As noted above, the small intestine is presented with 8 to 9 L/day of fluid, an amount that includes ~1 L/day that the intestine itself secretes. Almost all this water is reabsorbed in the small and large intestine; therefore, stool has relatively small amounts of water (~0.1 L/day). Diarrhea (an increase in stool liquidity and weight, >200 g/day) results from either increased fluid secretion by the small or large intestine, or decreased fluid reabsorption by the intestines. An important clinical example of diarrhea is cholera, especially in developing countries. Cholera can be fatal because of the water and electrolyte imbalance that it creates. Thus, the GI tract plays a crucial role in maintaining overall fluid and electrolyte balance (see Chapter 44).
The GI tract also contributes to immune function. The mucosal immune system, or gut-associated lymphoid tissue (GALT), consists of both organized aggregates of lymphoid tissue (e.g., Peyer's patches; see Fig. 41-2B ) and diffuse populations of immune cells. These immune cells include lymphocytes that reside between the epithelial cells lining the gut, as well as lymphocytes and mast cells in the lamina propria. GALT has two primary functions: (1) to protect against potential microbial pathogens, including bacteria, protozoans, and viruses; and (2) to permit immunological tolerance to both the potentially immunogenic dietary substances and the bacteria that normally reside primarily in the lumen of the large intestine.

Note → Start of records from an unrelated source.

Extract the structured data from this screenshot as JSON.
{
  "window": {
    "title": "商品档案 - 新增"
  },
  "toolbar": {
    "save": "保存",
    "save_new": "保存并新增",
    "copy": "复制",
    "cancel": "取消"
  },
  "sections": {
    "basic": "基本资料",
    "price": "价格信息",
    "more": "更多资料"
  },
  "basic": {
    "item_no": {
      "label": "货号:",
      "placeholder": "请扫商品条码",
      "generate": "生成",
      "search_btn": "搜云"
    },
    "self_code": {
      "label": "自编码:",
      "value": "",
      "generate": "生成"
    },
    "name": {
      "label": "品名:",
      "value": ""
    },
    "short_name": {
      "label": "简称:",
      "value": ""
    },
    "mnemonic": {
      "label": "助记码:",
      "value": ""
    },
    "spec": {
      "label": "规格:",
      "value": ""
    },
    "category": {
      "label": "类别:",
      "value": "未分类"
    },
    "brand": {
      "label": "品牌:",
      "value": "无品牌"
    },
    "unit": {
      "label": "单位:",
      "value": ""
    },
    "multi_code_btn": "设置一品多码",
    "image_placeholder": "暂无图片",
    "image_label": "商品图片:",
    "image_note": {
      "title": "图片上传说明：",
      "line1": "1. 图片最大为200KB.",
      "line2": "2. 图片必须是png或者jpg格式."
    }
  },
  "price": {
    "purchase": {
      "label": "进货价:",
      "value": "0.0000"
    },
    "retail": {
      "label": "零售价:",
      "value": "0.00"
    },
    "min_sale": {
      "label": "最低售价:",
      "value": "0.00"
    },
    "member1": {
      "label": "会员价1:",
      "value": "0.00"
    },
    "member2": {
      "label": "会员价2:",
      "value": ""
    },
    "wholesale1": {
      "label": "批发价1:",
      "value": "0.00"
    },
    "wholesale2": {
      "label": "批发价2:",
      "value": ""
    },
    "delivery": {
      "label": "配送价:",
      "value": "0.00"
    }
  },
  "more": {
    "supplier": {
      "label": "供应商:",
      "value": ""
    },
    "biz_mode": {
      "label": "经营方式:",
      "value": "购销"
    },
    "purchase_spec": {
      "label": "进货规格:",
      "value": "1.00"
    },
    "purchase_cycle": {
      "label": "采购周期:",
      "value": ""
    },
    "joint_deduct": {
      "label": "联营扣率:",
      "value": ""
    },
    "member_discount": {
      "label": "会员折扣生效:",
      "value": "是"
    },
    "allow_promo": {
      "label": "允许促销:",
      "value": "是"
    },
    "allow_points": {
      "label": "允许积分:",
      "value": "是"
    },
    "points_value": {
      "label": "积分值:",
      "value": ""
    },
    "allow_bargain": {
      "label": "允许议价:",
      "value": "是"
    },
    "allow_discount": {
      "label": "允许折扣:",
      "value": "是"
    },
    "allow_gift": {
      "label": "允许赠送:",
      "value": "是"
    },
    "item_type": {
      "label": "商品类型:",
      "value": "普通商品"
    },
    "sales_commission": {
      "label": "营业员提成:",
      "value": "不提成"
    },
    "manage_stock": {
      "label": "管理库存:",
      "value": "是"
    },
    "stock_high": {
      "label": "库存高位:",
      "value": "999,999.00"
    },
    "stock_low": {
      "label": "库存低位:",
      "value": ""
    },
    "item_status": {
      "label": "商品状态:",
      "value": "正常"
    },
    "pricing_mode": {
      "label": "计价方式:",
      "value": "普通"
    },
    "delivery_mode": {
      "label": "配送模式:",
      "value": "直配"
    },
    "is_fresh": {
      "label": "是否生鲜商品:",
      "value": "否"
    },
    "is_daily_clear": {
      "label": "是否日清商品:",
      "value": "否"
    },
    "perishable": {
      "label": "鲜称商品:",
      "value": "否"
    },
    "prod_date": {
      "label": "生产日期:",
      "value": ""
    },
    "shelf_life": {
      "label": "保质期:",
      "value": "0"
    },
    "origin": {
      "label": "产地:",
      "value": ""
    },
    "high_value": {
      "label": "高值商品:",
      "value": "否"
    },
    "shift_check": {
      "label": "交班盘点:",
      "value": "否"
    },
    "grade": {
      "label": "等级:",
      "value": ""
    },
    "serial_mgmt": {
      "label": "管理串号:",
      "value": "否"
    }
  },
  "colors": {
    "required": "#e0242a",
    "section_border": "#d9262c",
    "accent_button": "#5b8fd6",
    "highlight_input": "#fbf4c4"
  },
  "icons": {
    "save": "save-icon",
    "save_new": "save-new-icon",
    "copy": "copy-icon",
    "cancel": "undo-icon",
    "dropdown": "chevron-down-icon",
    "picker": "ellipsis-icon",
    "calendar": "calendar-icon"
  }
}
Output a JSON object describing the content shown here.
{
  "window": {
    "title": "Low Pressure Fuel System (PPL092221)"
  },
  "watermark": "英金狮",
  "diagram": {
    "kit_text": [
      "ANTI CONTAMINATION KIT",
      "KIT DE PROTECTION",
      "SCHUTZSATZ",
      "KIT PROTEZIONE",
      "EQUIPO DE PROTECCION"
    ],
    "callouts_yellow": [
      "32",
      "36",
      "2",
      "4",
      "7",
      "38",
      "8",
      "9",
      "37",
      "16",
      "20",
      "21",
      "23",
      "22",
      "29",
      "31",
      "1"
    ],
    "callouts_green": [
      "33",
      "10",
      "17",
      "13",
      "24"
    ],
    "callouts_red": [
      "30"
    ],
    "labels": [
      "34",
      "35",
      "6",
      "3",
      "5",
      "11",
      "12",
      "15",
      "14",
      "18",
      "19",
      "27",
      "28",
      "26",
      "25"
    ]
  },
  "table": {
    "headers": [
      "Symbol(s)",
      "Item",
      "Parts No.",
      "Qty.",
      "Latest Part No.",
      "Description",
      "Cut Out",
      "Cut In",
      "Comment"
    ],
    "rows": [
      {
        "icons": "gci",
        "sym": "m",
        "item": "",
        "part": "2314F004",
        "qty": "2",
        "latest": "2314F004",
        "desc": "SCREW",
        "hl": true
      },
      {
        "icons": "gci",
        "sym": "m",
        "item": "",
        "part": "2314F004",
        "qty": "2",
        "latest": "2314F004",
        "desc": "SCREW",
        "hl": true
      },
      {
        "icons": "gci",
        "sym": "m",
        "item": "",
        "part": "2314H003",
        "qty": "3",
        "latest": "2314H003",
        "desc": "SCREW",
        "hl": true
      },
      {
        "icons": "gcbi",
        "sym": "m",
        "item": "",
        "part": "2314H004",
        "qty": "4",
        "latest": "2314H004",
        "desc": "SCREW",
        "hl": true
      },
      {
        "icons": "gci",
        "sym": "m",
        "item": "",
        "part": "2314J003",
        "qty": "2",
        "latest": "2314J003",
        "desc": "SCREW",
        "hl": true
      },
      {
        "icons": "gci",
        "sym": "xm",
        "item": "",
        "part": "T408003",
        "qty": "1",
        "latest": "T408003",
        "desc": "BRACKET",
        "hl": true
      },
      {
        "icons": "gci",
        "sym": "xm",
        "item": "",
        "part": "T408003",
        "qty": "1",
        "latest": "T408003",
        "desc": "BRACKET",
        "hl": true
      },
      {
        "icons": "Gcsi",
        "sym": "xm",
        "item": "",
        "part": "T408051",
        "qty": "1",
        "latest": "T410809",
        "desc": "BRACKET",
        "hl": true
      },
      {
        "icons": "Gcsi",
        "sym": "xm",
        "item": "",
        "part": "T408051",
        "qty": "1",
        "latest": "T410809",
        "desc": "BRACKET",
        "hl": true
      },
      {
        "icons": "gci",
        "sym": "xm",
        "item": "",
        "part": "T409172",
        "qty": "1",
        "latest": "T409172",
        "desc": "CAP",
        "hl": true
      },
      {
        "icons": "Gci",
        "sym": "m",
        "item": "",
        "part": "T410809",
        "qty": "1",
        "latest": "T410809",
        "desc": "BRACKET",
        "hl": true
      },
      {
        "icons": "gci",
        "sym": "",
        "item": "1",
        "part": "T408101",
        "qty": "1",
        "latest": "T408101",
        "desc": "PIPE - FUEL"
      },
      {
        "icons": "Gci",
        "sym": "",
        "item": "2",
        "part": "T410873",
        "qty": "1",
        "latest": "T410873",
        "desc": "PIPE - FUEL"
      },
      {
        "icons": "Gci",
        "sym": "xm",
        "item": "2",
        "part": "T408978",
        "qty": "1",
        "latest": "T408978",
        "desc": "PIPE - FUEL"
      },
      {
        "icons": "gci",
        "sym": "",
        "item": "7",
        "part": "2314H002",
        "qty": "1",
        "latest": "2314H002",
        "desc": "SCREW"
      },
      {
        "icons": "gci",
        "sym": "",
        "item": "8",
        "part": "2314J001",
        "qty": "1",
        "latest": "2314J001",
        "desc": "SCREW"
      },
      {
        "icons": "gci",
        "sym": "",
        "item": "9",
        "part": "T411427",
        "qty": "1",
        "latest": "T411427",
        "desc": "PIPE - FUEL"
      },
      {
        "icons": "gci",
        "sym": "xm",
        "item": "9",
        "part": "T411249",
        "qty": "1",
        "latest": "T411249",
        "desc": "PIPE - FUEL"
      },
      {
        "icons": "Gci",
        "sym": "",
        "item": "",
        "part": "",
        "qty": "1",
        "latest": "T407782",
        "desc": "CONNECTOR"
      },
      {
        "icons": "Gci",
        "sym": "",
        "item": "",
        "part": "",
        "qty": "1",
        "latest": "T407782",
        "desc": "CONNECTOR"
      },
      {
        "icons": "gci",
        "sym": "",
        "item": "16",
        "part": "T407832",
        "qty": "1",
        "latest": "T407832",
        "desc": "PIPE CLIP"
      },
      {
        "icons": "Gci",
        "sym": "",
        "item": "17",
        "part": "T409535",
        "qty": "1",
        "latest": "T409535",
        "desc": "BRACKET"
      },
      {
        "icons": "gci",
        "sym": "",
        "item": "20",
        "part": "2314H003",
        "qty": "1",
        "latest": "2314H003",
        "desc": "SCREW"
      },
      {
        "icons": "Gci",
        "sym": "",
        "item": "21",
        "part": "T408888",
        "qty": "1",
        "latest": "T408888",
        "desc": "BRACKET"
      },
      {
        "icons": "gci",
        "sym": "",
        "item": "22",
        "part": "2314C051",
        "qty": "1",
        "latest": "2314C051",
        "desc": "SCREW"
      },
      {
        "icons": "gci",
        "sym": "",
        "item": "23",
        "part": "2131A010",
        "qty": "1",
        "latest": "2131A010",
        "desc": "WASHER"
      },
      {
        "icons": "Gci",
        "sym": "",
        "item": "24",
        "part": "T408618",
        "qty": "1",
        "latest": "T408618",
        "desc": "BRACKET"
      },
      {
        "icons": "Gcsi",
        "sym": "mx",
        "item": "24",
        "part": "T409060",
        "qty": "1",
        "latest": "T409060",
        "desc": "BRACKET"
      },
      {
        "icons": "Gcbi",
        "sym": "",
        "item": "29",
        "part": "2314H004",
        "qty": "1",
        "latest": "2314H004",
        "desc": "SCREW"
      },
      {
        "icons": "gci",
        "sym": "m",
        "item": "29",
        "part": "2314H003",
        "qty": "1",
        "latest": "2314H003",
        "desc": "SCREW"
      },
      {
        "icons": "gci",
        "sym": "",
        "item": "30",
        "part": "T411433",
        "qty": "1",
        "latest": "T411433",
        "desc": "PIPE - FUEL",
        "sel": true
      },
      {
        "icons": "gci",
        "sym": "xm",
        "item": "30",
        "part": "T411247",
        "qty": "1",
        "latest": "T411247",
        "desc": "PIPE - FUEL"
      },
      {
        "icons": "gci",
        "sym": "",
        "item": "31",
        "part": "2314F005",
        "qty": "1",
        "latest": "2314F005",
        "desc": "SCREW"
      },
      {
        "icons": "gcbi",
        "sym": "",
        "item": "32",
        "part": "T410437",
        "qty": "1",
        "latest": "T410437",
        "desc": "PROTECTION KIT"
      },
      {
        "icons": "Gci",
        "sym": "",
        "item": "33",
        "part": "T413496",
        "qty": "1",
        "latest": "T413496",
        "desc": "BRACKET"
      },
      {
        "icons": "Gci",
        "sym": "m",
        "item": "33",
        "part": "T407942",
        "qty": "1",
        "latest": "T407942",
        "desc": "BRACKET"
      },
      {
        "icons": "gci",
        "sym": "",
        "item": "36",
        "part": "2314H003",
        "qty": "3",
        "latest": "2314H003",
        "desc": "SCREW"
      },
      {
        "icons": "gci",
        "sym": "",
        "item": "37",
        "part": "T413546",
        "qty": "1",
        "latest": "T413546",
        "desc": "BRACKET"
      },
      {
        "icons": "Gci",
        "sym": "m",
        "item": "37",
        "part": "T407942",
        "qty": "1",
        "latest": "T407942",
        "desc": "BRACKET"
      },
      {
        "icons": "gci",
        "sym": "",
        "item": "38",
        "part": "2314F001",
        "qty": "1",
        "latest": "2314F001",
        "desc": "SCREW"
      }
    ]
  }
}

The mucosal immune system is important because the GI tract has the largest area of the body in potential direct contact with infectious, toxic, and immunogenic material. Approximately 80% of the immunoglobulin-producing cells are found in the small intestine. Although GALT has some interaction with the systemic immune system, GALT is operationally distinct. Finally, evidence indicates communication between the GALT and mucosal immune systems at other mucosal surfaces, such as the pulmonary epithelia.
Certain nonimmunological defense processes are also important in protecting against potential luminal pathogens and in limiting the uptake of macromolecules from the GI tract. The nonimmunological mechanisms that are critical in maintaining the ecology of intestinal flora include gastric acid secretion, intestinal mucin, peristalsis, and the epithelial-cell permeability barrier. Thus, whereas relatively low levels of aerobic bacteria are present in the lumen of the small intestine of physiologically normal subjects, individuals with impaired small-intestinal peristalsis often have substantially higher levels of both aerobic and anaerobic bacteria in their small intestine. A consequence may be diarrhea or steatorrhea (i.e., increased fecal fat excretion). The clinical manifestation of impaired intestinal peristalsis is referred to as either blind loop syndrome or stagnant bowel syndrome.